Hopi Red Dye Amaranth, as it's name suggests, was grown by the people of the Southwestern Hopi Nation as a dyestuff. However, it has quite poor colourfastness, so we would not recommend using it to dye any heirloom items, such as fabric for a quilt.
We have nonetheless included it in our dye garden bundle, as it is a fantastic plant to grow for several other reasons. First off, it's history as a traditional dye plant, and it can indeed still be used as a dye - it is an especially good dye to use for experiments with solar dyeing.

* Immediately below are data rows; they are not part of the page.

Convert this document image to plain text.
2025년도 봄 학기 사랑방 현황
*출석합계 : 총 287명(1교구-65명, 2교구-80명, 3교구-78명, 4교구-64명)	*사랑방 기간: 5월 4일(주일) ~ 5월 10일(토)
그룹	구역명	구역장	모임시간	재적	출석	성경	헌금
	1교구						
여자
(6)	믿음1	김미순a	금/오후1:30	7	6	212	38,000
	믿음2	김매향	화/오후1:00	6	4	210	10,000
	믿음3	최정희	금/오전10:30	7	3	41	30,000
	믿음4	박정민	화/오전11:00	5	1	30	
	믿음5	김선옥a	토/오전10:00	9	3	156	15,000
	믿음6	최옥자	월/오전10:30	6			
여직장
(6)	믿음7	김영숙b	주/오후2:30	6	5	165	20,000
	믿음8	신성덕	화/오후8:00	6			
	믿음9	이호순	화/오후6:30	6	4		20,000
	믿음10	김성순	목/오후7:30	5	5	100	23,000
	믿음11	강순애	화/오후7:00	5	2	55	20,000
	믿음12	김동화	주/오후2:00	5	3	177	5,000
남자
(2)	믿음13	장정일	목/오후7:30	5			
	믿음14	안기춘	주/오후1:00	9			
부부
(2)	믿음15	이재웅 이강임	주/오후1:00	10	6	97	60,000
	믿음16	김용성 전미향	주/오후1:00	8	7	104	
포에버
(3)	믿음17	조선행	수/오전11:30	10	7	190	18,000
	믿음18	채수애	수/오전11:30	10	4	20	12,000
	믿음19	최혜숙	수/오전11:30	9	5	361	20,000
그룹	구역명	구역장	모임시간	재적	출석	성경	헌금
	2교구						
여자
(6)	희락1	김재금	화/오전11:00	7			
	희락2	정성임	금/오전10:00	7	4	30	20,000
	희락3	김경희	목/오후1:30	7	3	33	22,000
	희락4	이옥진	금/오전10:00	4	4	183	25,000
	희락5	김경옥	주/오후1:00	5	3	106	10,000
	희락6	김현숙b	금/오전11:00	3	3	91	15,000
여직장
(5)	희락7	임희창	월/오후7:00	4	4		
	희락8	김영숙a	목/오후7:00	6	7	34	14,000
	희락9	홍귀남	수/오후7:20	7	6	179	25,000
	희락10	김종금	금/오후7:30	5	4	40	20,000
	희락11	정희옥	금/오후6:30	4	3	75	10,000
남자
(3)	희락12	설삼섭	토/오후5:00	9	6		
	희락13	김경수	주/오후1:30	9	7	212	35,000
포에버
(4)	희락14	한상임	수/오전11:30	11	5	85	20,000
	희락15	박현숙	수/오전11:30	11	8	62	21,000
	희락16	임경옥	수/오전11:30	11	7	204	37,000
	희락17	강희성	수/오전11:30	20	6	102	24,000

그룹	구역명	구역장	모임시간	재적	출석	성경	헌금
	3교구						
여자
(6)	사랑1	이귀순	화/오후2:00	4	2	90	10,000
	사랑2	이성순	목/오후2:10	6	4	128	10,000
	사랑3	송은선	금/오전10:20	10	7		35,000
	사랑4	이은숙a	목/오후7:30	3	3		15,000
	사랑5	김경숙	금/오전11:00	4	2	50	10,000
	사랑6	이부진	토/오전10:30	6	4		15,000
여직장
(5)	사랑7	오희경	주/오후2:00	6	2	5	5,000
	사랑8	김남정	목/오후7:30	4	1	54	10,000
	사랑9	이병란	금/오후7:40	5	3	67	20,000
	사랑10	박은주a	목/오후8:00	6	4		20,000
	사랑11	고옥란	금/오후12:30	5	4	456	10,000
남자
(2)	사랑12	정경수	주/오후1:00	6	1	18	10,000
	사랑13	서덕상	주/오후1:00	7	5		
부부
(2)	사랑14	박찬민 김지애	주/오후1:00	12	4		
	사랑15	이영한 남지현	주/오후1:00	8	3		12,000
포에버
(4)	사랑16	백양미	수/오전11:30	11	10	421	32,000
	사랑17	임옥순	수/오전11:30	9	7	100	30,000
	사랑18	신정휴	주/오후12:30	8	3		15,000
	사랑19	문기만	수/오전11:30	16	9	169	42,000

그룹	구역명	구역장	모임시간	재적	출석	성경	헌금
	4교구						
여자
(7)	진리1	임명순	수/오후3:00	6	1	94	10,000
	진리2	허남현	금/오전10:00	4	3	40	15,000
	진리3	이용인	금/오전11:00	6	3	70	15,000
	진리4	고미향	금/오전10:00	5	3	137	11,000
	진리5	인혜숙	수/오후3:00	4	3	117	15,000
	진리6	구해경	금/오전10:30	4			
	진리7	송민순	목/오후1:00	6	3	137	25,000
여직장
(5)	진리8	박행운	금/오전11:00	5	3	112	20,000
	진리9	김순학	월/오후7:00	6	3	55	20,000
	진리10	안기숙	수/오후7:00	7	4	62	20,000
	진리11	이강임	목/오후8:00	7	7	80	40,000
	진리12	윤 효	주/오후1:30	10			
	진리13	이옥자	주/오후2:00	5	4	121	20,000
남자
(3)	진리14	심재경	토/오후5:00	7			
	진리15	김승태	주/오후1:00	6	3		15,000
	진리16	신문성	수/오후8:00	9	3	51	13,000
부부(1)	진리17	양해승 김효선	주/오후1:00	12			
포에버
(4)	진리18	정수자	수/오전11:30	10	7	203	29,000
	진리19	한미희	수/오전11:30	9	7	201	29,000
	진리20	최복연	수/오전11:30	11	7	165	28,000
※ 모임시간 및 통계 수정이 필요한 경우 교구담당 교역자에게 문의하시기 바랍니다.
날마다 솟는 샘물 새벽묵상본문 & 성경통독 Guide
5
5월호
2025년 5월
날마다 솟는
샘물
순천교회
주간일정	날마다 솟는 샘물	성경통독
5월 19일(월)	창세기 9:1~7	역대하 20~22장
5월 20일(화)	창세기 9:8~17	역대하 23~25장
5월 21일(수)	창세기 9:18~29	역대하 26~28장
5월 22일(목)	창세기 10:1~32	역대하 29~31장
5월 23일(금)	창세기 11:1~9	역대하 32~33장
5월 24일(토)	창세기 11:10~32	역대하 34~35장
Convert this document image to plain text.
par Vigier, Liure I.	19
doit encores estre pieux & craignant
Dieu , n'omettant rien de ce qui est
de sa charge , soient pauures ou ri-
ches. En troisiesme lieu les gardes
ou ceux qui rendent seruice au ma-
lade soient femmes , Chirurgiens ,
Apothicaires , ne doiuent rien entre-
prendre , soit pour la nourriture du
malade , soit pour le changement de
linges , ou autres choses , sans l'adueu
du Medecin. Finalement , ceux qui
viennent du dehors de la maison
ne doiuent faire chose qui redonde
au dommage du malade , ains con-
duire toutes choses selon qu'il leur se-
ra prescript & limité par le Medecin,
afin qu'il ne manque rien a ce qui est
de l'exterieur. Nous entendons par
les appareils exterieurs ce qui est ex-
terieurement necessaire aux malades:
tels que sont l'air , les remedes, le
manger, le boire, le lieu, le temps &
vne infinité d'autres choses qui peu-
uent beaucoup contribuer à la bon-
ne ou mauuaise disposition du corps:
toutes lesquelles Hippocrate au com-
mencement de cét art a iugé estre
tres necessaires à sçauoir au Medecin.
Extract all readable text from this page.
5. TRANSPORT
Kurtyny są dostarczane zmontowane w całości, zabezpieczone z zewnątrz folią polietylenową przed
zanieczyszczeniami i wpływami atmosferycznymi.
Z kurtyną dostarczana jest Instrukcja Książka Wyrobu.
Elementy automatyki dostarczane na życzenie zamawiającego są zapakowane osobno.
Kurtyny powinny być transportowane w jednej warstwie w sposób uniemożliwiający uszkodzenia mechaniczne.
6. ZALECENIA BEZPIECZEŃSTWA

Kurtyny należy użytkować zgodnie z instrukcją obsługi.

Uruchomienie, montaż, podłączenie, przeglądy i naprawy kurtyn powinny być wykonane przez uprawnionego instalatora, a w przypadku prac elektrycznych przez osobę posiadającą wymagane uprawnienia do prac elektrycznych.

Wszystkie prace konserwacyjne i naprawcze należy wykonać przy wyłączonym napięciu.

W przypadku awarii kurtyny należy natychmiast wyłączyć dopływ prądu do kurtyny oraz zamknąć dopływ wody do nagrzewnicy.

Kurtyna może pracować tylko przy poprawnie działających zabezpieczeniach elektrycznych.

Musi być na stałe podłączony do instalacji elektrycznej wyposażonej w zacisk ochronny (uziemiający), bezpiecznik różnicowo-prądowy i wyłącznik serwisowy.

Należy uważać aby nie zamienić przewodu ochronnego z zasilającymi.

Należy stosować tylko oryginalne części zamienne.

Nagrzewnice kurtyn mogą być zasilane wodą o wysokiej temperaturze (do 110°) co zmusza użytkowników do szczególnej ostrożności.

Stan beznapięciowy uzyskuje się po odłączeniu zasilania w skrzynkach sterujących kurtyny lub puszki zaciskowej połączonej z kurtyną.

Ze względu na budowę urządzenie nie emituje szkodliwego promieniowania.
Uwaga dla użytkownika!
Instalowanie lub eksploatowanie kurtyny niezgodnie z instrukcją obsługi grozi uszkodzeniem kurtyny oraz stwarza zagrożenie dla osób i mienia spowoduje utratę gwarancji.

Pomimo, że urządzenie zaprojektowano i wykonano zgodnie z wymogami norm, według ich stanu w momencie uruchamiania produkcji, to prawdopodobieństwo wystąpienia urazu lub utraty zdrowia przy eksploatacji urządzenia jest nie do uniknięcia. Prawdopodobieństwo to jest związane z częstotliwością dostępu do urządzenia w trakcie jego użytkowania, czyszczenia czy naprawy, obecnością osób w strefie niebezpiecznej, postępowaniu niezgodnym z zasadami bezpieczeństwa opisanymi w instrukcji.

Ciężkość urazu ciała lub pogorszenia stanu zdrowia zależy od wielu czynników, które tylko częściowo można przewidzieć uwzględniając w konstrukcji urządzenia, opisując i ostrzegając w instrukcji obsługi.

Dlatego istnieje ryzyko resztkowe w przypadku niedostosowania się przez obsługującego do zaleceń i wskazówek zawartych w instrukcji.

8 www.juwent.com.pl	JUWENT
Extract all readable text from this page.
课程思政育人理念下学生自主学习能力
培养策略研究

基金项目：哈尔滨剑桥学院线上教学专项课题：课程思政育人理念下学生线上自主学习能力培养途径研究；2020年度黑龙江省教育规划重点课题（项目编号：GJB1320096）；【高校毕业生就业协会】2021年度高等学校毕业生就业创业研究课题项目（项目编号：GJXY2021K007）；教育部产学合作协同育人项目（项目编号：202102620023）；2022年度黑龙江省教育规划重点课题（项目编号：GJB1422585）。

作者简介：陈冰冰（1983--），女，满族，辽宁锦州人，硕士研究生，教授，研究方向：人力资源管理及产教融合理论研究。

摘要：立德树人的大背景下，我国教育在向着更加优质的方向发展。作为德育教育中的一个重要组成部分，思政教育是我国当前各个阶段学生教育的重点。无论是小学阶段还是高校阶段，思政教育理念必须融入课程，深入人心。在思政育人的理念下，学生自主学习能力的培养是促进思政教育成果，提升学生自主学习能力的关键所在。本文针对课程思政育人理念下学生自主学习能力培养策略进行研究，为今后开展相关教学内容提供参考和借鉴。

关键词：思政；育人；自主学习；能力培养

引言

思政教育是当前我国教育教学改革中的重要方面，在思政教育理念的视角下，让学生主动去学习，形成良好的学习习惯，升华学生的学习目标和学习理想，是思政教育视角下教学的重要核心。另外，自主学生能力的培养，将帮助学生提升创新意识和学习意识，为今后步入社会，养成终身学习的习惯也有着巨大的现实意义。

It also produces gorgeous showy red blooms that are stunning both in the garden and as cut flowers. Many people grow amaranth as a simple ornamental plant.
The other great reason to grow amaranth is that it is edible - the leaves are tangy and delicious, and can be eaten raw in salads and also cooked. The seeds can also be eaten, they are often used as a grain replacement, or popped like popcorn. Perhaps the most fun - red amaranth can be used as a natural food dye, and was traditionally used to colour the traditional Hopi piki bread.
Begin indoors 4 weeks before last frost, or direct seed after frost danger has passed. Plant in a sunny location and keep well watered. Likes warm soil and lots of sunlight.
When to sow: spring
Ease of germination: easy
This listing is for a packet of seeds containing around 75 seeds.